FS Colour Series: Heather inspired by Claude Monet’s Rippling Water
Claude Monet was entranced by the polished sheen of water, observing with fascination how it could reflect sky and land on its glossy, undulating surface. The subtle metallic shade of HEATHER Linen allowed him to capture the cool freshness of this rippling water, with patches of lilac-tinged sky and cloud scattered across its constantly shifting surface. A leader in the French Impressionist school, Monet was driven wild by his obsession with the impossibility of capturing the movement and light of water on a painted surface, writing in his journal, “Once more I have undertaken things which are impossible to do; water with grasses waving in depths… It’s wonderful to see but it drives you mad to want to do it.”
Born in Paris, Monet’s family relocated to the coastal town of Le Havre when he was five years old. It was here that his love affair with water began as he spent hours trekking across the wide-open coastline. Setting out to become an artist from an early age, Monet initially received artistic training from the College du Havre. In 1856 he met and befriended the landscape painter Eugene Boudin, whose fluid approach to painting the French coast in en plein air techniques had a profound impact on the young Monet.
In 1859 Monet moved to Paris to study art; rather than studying at the traditional Paris Salon, Monet chose the more progressive Academie Suisse, where he first met the likeminded painter and later fellow Impressionist Camille Pissarro. Further training in the studio of Charles Gleyre allowed Monet to befriend Pierre-Auguste Renoir, Frédéric Bazille and Alfred Sisley and it was here that the foundations of Impressionism were dug in.
By the 1870s Monet had fully embraced en plein air painting, working directly from life in all times of day and weather conditions with his portable easel and canvases to capture the fleeting effects of nature as they passed before his eyes. Settling with his family in the suburb of Argenteuil by the river Seine, he made reams of paintings exploring the free-flowing, constantly shifting water that gushed past his home. Spring by the Seine, 1875, captures the fresh, invigorating light of spring as pale, icy blue sky opens out overhead, dappled with a small smattering of clouds. But it is the glossy, mirrored surface of rippling water that really draws our eye in, as chilly shades of blue, lilac and silver suggest the last remnants of winter.
Monet moved with his family to the nearby town of Vetheuil in 1877, but his fascination with capturing the steadily flowing water of the river Seine persisted. Following the death of his first wife, Monet’s work became more brooding and atmospheric, with soft edges and hazy light. Spring at Vetheuil, 1881 is sombre and introspective in mood as dry, bare trees in autumnal browns bristle in the distance. The sky overhead is painted in bruised shades of heather and lilac that reflect in steely cold water below, just flickering with the subtlest hint of movement.

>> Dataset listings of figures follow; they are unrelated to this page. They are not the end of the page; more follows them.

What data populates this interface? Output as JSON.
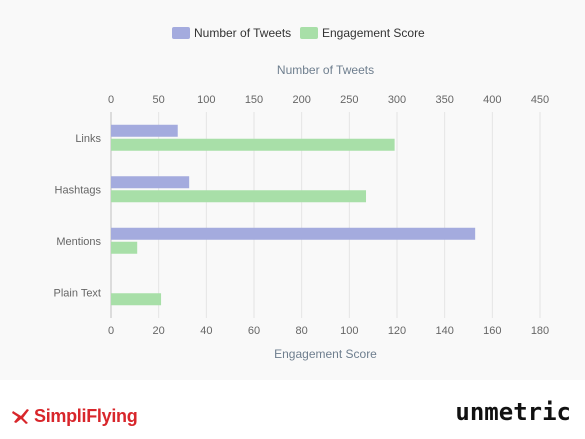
{
  "chart_data": {
    "type": "bar",
    "orientation": "horizontal",
    "categories": [
      "Links",
      "Hashtags",
      "Mentions",
      "Plain Text"
    ],
    "series": [
      {
        "name": "Number of Tweets",
        "values": [
          70,
          82,
          382,
          0
        ],
        "axis": "top",
        "color": "#a4abde"
      },
      {
        "name": "Engagement Score",
        "values": [
          119,
          107,
          11,
          21
        ],
        "axis": "bottom",
        "color": "#a8dfa8"
      }
    ],
    "top_axis": {
      "label": "Number of Tweets",
      "range": [
        0,
        450
      ],
      "ticks": [
        "0",
        "50",
        "100",
        "150",
        "200",
        "250",
        "300",
        "350",
        "400",
        "450"
      ]
    },
    "bottom_axis": {
      "label": "Engagement Score",
      "range": [
        0,
        180
      ],
      "ticks": [
        "0",
        "20",
        "40",
        "60",
        "80",
        "100",
        "120",
        "140",
        "160",
        "180"
      ]
    },
    "legend_position": "top-center",
    "grid": true
  },
  "footer": {
    "left_brand": "SimpliFlying",
    "right_brand": "unmetric"
  },
  "icons": {
    "left_logo": "airplane-logo-icon"
  }
}
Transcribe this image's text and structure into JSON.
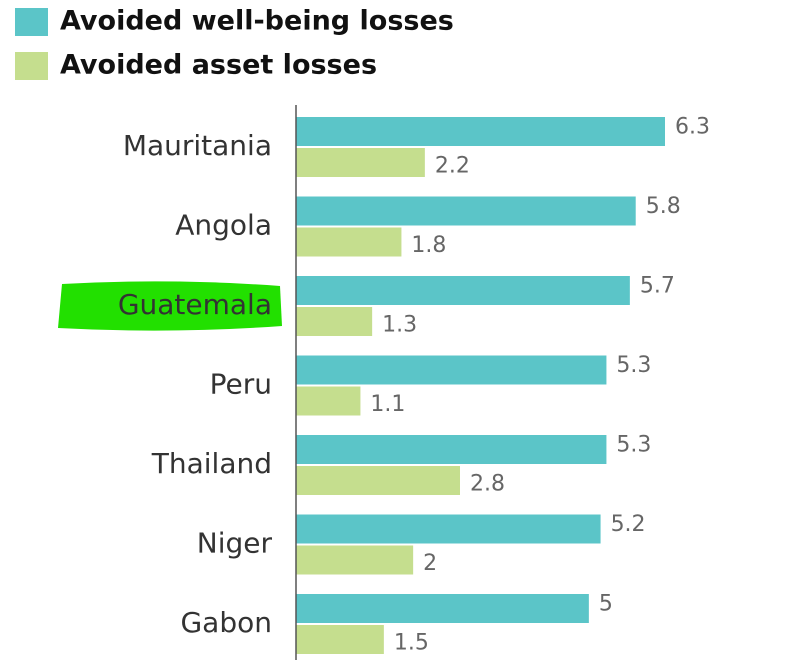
{
  "chart_data": {
    "type": "hbar",
    "categories": [
      "Mauritania",
      "Angola",
      "Guatemala",
      "Peru",
      "Thailand",
      "Niger",
      "Gabon"
    ],
    "series": [
      {
        "name": "Avoided well-being losses",
        "color": "#5bc5c8",
        "values": [
          6.3,
          5.8,
          5.7,
          5.3,
          5.3,
          5.2,
          5
        ]
      },
      {
        "name": "Avoided asset losses",
        "color": "#c5de8e",
        "values": [
          2.2,
          1.8,
          1.3,
          1.1,
          2.8,
          2,
          1.5
        ]
      }
    ],
    "highlight_category": "Guatemala",
    "highlight_color": "#22e000"
  }
}
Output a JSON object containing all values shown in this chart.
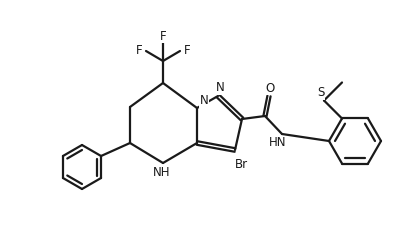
{
  "bg_color": "#ffffff",
  "line_color": "#1a1a1a",
  "line_width": 1.6,
  "font_size": 8.5,
  "figsize": [
    4.19,
    2.31
  ],
  "dpi": 100,
  "xlim": [
    0.0,
    4.19
  ],
  "ylim": [
    0.1,
    2.21
  ]
}
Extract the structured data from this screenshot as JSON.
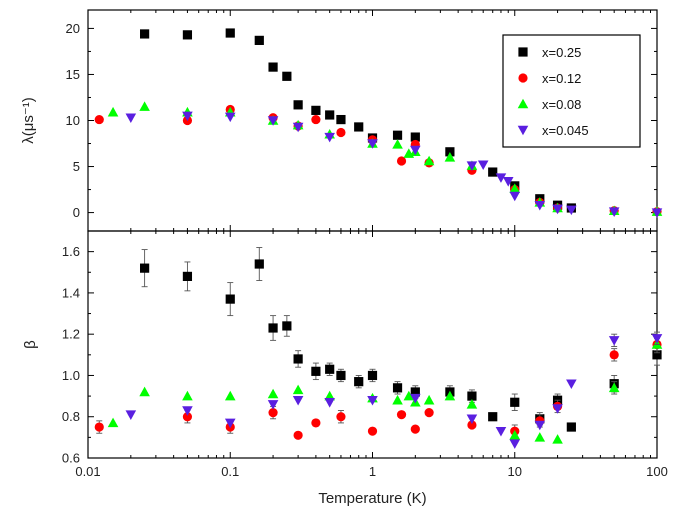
{
  "chart_data": [
    {
      "type": "scatter",
      "panel": "top",
      "xlabel": "Temperature (K)",
      "ylabel": "λ(μs⁻¹)",
      "xscale": "log",
      "xlim": [
        0.01,
        100
      ],
      "ylim": [
        -2,
        22
      ],
      "yticks": [
        0,
        5,
        10,
        15,
        20
      ],
      "legend_position": "top-right",
      "series": [
        {
          "name": "x=0.25",
          "color": "#000000",
          "marker": "square",
          "x": [
            0.025,
            0.05,
            0.1,
            0.16,
            0.2,
            0.25,
            0.3,
            0.4,
            0.5,
            0.6,
            0.8,
            1.0,
            1.5,
            2.0,
            3.5,
            7,
            10,
            15,
            20,
            25
          ],
          "y": [
            19.4,
            19.3,
            19.5,
            18.7,
            15.8,
            14.8,
            11.7,
            11.1,
            10.6,
            10.1,
            9.3,
            8.1,
            8.4,
            8.2,
            6.6,
            4.4,
            2.9,
            1.5,
            0.8,
            0.5
          ]
        },
        {
          "name": "x=0.12",
          "color": "#ff0000",
          "marker": "circle",
          "x": [
            0.012,
            0.05,
            0.1,
            0.2,
            0.3,
            0.4,
            0.6,
            1.0,
            1.6,
            2.0,
            2.5,
            5,
            10,
            15,
            20,
            50,
            100
          ],
          "y": [
            10.1,
            10.0,
            11.2,
            10.3,
            9.4,
            10.1,
            8.7,
            7.9,
            5.6,
            7.4,
            5.4,
            4.6,
            2.5,
            1.1,
            0.5,
            0.2,
            0.1
          ]
        },
        {
          "name": "x=0.08",
          "color": "#00ff00",
          "marker": "triangle-up",
          "x": [
            0.015,
            0.025,
            0.05,
            0.1,
            0.2,
            0.3,
            0.5,
            1.0,
            1.5,
            1.8,
            2.0,
            2.5,
            3.5,
            5,
            10,
            15,
            20,
            50,
            100
          ],
          "y": [
            10.9,
            11.5,
            10.9,
            10.9,
            10.0,
            9.5,
            8.5,
            7.5,
            7.4,
            6.4,
            6.6,
            5.6,
            6.0,
            5.1,
            2.6,
            1.1,
            0.5,
            0.2,
            0.1
          ]
        },
        {
          "name": "x=0.045",
          "color": "#5a1fe0",
          "marker": "triangle-down",
          "x": [
            0.02,
            0.05,
            0.1,
            0.2,
            0.3,
            0.5,
            1.0,
            2.0,
            5,
            6,
            8,
            9,
            10,
            15,
            20,
            25,
            50,
            100
          ],
          "y": [
            10.3,
            10.5,
            10.4,
            10.0,
            9.3,
            8.2,
            7.5,
            6.8,
            5.1,
            5.2,
            3.8,
            3.4,
            1.8,
            0.8,
            0.4,
            0.3,
            0.1,
            0.0
          ]
        }
      ]
    },
    {
      "type": "scatter",
      "panel": "bottom",
      "xlabel": "Temperature (K)",
      "ylabel": "β",
      "xscale": "log",
      "xlim": [
        0.01,
        100
      ],
      "xticks": [
        0.01,
        0.1,
        1,
        10,
        100
      ],
      "xticklabels": [
        "0.01",
        "0.1",
        "1",
        "10",
        "100"
      ],
      "ylim": [
        0.6,
        1.7
      ],
      "yticks": [
        0.6,
        0.8,
        1.0,
        1.2,
        1.4,
        1.6
      ],
      "series": [
        {
          "name": "x=0.25",
          "color": "#000000",
          "marker": "square",
          "x": [
            0.025,
            0.05,
            0.1,
            0.16,
            0.2,
            0.25,
            0.3,
            0.4,
            0.5,
            0.6,
            0.8,
            1.0,
            1.5,
            2.0,
            3.5,
            5,
            7,
            10,
            15,
            20,
            25,
            50,
            100
          ],
          "y": [
            1.52,
            1.48,
            1.37,
            1.54,
            1.23,
            1.24,
            1.08,
            1.02,
            1.03,
            1.0,
            0.97,
            1.0,
            0.94,
            0.92,
            0.92,
            0.9,
            0.8,
            0.87,
            0.79,
            0.88,
            0.75,
            0.96,
            1.1
          ],
          "err": [
            0.09,
            0.07,
            0.08,
            0.08,
            0.06,
            0.05,
            0.04,
            0.04,
            0.03,
            0.03,
            0.03,
            0.03,
            0.03,
            0.03,
            0.03,
            0.03,
            0.02,
            0.04,
            0.03,
            0.03,
            0.02,
            0.04,
            0.05
          ]
        },
        {
          "name": "x=0.12",
          "color": "#ff0000",
          "marker": "circle",
          "x": [
            0.012,
            0.05,
            0.1,
            0.2,
            0.3,
            0.4,
            0.6,
            1.0,
            1.6,
            2.0,
            2.5,
            5,
            10,
            15,
            20,
            50,
            100
          ],
          "y": [
            0.75,
            0.8,
            0.75,
            0.82,
            0.71,
            0.77,
            0.8,
            0.73,
            0.81,
            0.74,
            0.82,
            0.76,
            0.73,
            0.78,
            0.85,
            1.1,
            1.15
          ],
          "err": [
            0.03,
            0.03,
            0.03,
            0.03,
            0.02,
            0.02,
            0.03,
            0.02,
            0.02,
            0.02,
            0.02,
            0.02,
            0.03,
            0.03,
            0.03,
            0.03,
            0.04
          ]
        },
        {
          "name": "x=0.08",
          "color": "#00ff00",
          "marker": "triangle-up",
          "x": [
            0.015,
            0.025,
            0.05,
            0.1,
            0.2,
            0.3,
            0.5,
            1.0,
            1.5,
            1.8,
            2.0,
            2.5,
            3.5,
            5,
            10,
            15,
            20,
            50,
            100
          ],
          "y": [
            0.77,
            0.92,
            0.9,
            0.9,
            0.91,
            0.93,
            0.9,
            0.89,
            0.88,
            0.9,
            0.87,
            0.88,
            0.9,
            0.86,
            0.71,
            0.7,
            0.69,
            0.94,
            1.15
          ],
          "err": [
            0.02,
            0.02,
            0.02,
            0.02,
            0.02,
            0.02,
            0.02,
            0.02,
            0.02,
            0.02,
            0.02,
            0.02,
            0.02,
            0.02,
            0.02,
            0.02,
            0.02,
            0.03,
            0.03
          ]
        },
        {
          "name": "x=0.045",
          "color": "#5a1fe0",
          "marker": "triangle-down",
          "x": [
            0.02,
            0.05,
            0.1,
            0.2,
            0.3,
            0.5,
            1.0,
            2.0,
            5,
            8,
            10,
            15,
            20,
            25,
            50,
            100
          ],
          "y": [
            0.81,
            0.83,
            0.77,
            0.86,
            0.88,
            0.87,
            0.88,
            0.89,
            0.79,
            0.73,
            0.67,
            0.76,
            0.84,
            0.96,
            1.17,
            1.18
          ],
          "err": [
            0.02,
            0.02,
            0.02,
            0.02,
            0.02,
            0.02,
            0.02,
            0.02,
            0.02,
            0.02,
            0.02,
            0.02,
            0.02,
            0.02,
            0.03,
            0.03
          ]
        }
      ]
    }
  ]
}
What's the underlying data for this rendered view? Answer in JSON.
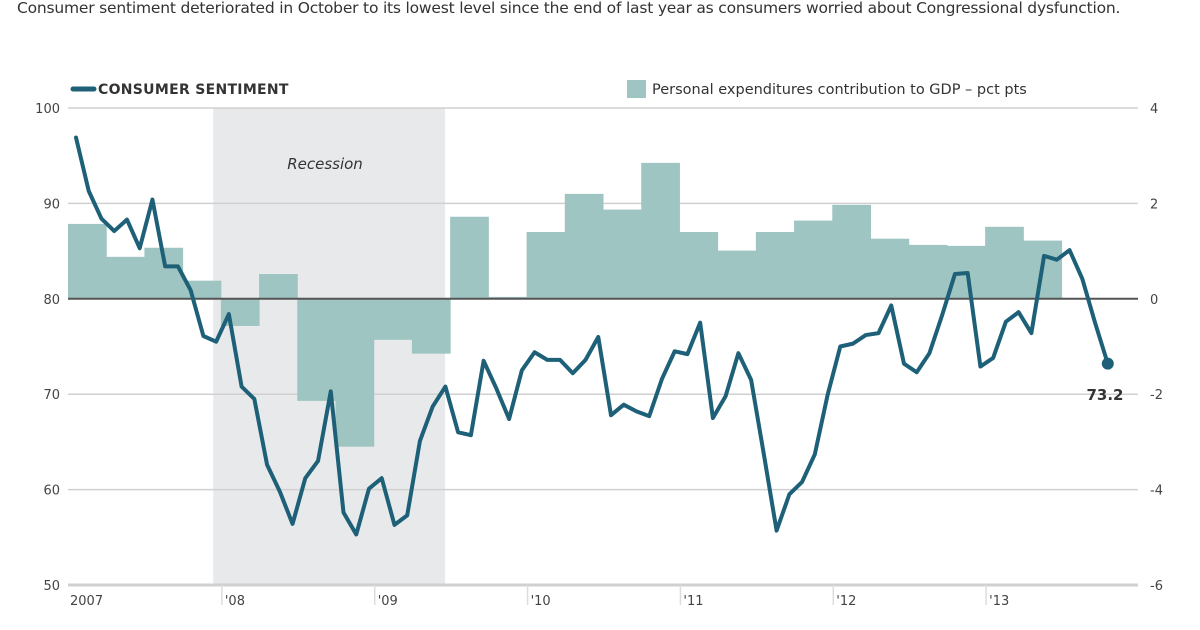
{
  "subtitle": "Consumer sentiment deteriorated in October to its lowest level since the end of last year as consumers worried about Congressional dysfunction.",
  "colors": {
    "line": "#1d6078",
    "bars": "#9ec5c1",
    "recession": "#e8e9eb",
    "grid": "#d0d0d0",
    "zero": "#555555"
  },
  "chart_data": {
    "type": "line+bar",
    "title": "",
    "legend": [
      {
        "name": "CONSUMER SENTIMENT",
        "marker": "line",
        "position": "top-left"
      },
      {
        "name": "Personal expenditures contribution to GDP – pct pts",
        "marker": "square",
        "position": "top-right"
      }
    ],
    "left_axis": {
      "label": "",
      "range": [
        50,
        100
      ],
      "ticks": [
        "100",
        "90",
        "80",
        "70",
        "60",
        "50"
      ]
    },
    "right_axis": {
      "label": "",
      "range": [
        -6,
        4
      ],
      "ticks": [
        "4",
        "2",
        "0",
        "-2",
        "-4",
        "-6"
      ]
    },
    "x_axis": {
      "range": [
        "2007-01",
        "2013-12"
      ],
      "tick_labels": [
        "2007",
        "'08",
        "'09",
        "'10",
        "'11",
        "'12",
        "'13"
      ]
    },
    "annotations": [
      {
        "text": "Recession",
        "span": [
          "2007-12",
          "2009-06"
        ]
      },
      {
        "text": "73.2",
        "at": "2013-10",
        "series": "CONSUMER SENTIMENT"
      }
    ],
    "grid": true,
    "series": [
      {
        "name": "CONSUMER SENTIMENT",
        "type": "line",
        "axis": "left",
        "frequency": "monthly",
        "start": "2007-01",
        "values": [
          96.9,
          91.3,
          88.4,
          87.1,
          88.3,
          85.3,
          90.4,
          83.4,
          83.4,
          80.9,
          76.1,
          75.5,
          78.4,
          70.8,
          69.5,
          62.6,
          59.8,
          56.4,
          61.2,
          63.0,
          70.3,
          57.6,
          55.3,
          60.1,
          61.2,
          56.3,
          57.3,
          65.1,
          68.7,
          70.8,
          66.0,
          65.7,
          73.5,
          70.6,
          67.4,
          72.5,
          74.4,
          73.6,
          73.6,
          72.2,
          73.6,
          76.0,
          67.8,
          68.9,
          68.2,
          67.7,
          71.6,
          74.5,
          74.2,
          77.5,
          67.5,
          69.8,
          74.3,
          71.5,
          63.7,
          55.7,
          59.5,
          60.8,
          63.7,
          69.9,
          75.0,
          75.3,
          76.2,
          76.4,
          79.3,
          73.2,
          72.3,
          74.3,
          78.3,
          82.6,
          82.7,
          72.9,
          73.8,
          77.6,
          78.6,
          76.4,
          84.5,
          84.1,
          85.1,
          82.1,
          77.5,
          73.2
        ]
      },
      {
        "name": "Personal expenditures contribution to GDP – pct pts",
        "type": "bar",
        "axis": "right",
        "frequency": "quarterly",
        "start": "2007-Q1",
        "values": [
          1.57,
          0.88,
          1.07,
          0.38,
          -0.57,
          0.52,
          -2.14,
          -3.1,
          -0.86,
          -1.15,
          1.72,
          0.04,
          1.4,
          2.2,
          1.87,
          2.85,
          1.4,
          1.01,
          1.4,
          1.64,
          1.97,
          1.26,
          1.13,
          1.11,
          1.51,
          1.22
        ]
      }
    ]
  }
}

By the 1890s Monet had relocated to Giverny with his second wife Anne, where he established his famous Japanese garden. Monet designed his private garden with a water lily pond and Japanese bridge as a site for contemplation and relaxation. He came to adore it as an isolated oasis from urbanisation, writing, “My garden is my most beautiful masterpiece. I work at my garden all the time and with love.” It was here that Monet was able to truly indulge in his love affair with water, obsessively painting changing patterns of light and weather reflected across the surface of his vast private pond. In Water Lilies, 1906 and Water Lilies, 1907 Monet eradicates the sky completely, homing in on the hazy, ambiguous qualities of water alone. Painted in muted shades of heather, mint green and blue that seem to shimmer in and out of the light, these late canvases reflect the fragility, transience and poetic mystery that is held within the depths of water.